In this exclusive interview, Rajnish Gupta explains why traditional security approaches can’t keep up with the rapid pace of AI innovation and how Tenable is addressing this gap through proactive exposure management. He discusses the growing risks of shadow AI, misconfigurations, and prompt injection attacks—emphasizing the need for unified visibility, preventive defense, and AI-specific protection to help organizations secure their evolving digital ecosystems.
IT Voice- As AI innovation occurs at a much faster pace, why is security still playing catch-up?
Rajnish Gupta- The AI evolution is now the primary catalyst for business innovation. Enterprises across the world are deploying the use of AI in one way or another. The consequence? Security hasn’t caught up to the speed of innovation even as the modern attack surface expands, introducing new models, autonomous agent actions, and complex data pipelines.
The traditional cycle of finding and patching vulnerabilities is simply too reactive and slow for this kind of exponential growth. AI’s velocity creates new exposures too quickly, especially since AI agents are taking actions without human supervision, heightening cyber risk further.

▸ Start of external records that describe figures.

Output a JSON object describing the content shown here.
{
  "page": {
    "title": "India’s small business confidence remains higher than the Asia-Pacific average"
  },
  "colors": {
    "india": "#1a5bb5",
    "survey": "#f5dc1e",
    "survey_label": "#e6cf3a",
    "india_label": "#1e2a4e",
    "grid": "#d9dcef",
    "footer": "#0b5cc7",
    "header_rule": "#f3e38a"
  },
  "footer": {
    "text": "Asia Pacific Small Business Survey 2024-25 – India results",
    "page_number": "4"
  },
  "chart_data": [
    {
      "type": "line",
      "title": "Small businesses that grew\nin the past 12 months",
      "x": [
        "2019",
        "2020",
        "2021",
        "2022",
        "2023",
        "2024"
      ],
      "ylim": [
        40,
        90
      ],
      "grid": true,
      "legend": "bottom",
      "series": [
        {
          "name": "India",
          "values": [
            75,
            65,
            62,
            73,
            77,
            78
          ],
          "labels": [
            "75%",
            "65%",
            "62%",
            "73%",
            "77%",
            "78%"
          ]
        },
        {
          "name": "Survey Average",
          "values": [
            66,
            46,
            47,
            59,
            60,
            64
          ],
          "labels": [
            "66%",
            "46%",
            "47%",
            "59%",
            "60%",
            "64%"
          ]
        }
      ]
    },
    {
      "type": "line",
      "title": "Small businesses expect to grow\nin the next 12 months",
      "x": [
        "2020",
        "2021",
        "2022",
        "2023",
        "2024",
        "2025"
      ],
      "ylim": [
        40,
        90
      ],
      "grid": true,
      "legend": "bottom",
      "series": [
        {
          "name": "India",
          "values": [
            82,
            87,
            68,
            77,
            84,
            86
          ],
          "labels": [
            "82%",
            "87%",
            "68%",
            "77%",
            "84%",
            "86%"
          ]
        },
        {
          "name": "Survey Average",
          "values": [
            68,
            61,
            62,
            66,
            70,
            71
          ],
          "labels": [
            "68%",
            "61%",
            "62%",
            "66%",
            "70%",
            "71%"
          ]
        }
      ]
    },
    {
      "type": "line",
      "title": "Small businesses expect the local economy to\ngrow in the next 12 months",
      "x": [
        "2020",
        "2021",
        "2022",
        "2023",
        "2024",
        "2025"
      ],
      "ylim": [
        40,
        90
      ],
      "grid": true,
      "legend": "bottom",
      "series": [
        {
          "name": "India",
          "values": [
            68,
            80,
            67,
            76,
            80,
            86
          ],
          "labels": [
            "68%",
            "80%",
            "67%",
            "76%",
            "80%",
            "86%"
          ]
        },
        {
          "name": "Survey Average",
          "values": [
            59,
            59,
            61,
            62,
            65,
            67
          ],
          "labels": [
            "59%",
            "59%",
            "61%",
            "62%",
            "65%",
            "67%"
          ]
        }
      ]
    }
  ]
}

To close this dangerous gap, security needs to transition immediately from ‘reactive’ to ‘preventive’. The focus must be on exposure management. By establishing a unified, comprehensive view of the entire attack surface and predicting likely avenues of attack, many of which are now directed at AI platforms, organisations can secure AI systems before they are compromised. This is the essential step for security to finally keep pace with the speed of innovation.
IT Voice- Why do organisations have no idea how to secure the growing AI attack surface as employees increasingly use AI tools for work?
Rajnish Gupta- Organizations are struggling to secure the AI attack surface, as they lack visibility into AI tools employees are using. The challenge compounds when employees share sensitive business information with AI tools or use them against company policies. This creates significant visibility gaps as security teams lack a total inventory of all AI models, agents, data inputs and outputs, and integrations, making it impossible to monitor or enforce controls effectively.
The complexity of modern AI ecosystems further heightens risk for organisations that build AI. AI stacks rely on layered cloud services, APIs, and vector databases, which introduce misconfigurations, over-permissioned roles, and inherited vulnerabilities. Additionally, AI workloads face a particular exposure: 70% contain at least one unpatched critical flaw, compared to the 50% found in non-AI workloads.
Conventional security approaches fall short against new and sophisticated threat actors. To specifically address these concerns, Tenable announced a significant expansion of its market-leading Tenable One platform with the launch of Tenable AI Exposure. It allows organizations to see, manage, and control the risks that generative AI introduces.
IT Voice- If security tools have not evolved to secure the new AI attack surface, what options are organisations left with?
Rajnish Gupta- What organisations need is a robust exposure management platform to locate and eliminate AI-related risks across endpoints, cloud infrastructure, networks, data stores and AI platforms themselves. It understands employee interaction with tools like ChatGPT Enterprise and Microsoft Copilot, tracks the data involved, monitors the behavior of AI assistants and autonomous agents, and maps their workflows.
Critically, exposure management identifies and neutralises manipulative tactics, such as direct and indirect prompt injection or jailbreaks. It shields the organisation from accidental or attacker-driven actions that AI agents might trigger. Simultaneously, it uncovers underlying misconfigurations, unsafe processes, or any tools that connect to risky external systems.
IT Voice- How can generative AI-powered tools enable organisations to get ahead of the five hidden risks stemming from increasing AI usage?
Rajnish Gupta- Generative AI tools enable defenders to ask complex questions in simple language and to instantly surface misconfigurations and risky dependencies. It connects the dots, identifying risk relationships between various assets and identities, and even predicts the likely attack paths that attackers can target AI models. This arms defenders to view their environment from an attacker’s perspective.
This capability is essential, as it provides automated, prioritised remediation guidance focused on disrupting the entire attack chain, not just patching individual vulnerabilities. It transforms security from a reactive function into a preventive one, helping organisations to proactively fix what matters most before it can be exploited.
IT Voice- What is the role of exposure management in tackling cyber threats arising out of the new AI attack surface?
Rajnish Gupta- The new AI attack surface is a wild, sprawling frontier with new risks popping up all the time. That’s why exposure management isn’t a “nice to have”; it’s a must-have. Exposure management platforms flip the script. They offer organisations a unified, attacker-centric view. It moves beyond VM tools that scan for individual vulnerabilities and map likely attack paths a threat actor would take to compromise an AI model or leak sensitive data through an agent.
This lets organisations be proactive and gain visibility into shadow AI usage. It helps spot prompt injection attempts or identifies dangerous misconfigurations before they turn into a breach. Ultimately, exposure management helps prioritise and fix what truly matters, allowing security to keep pace with the speed of AI innovation.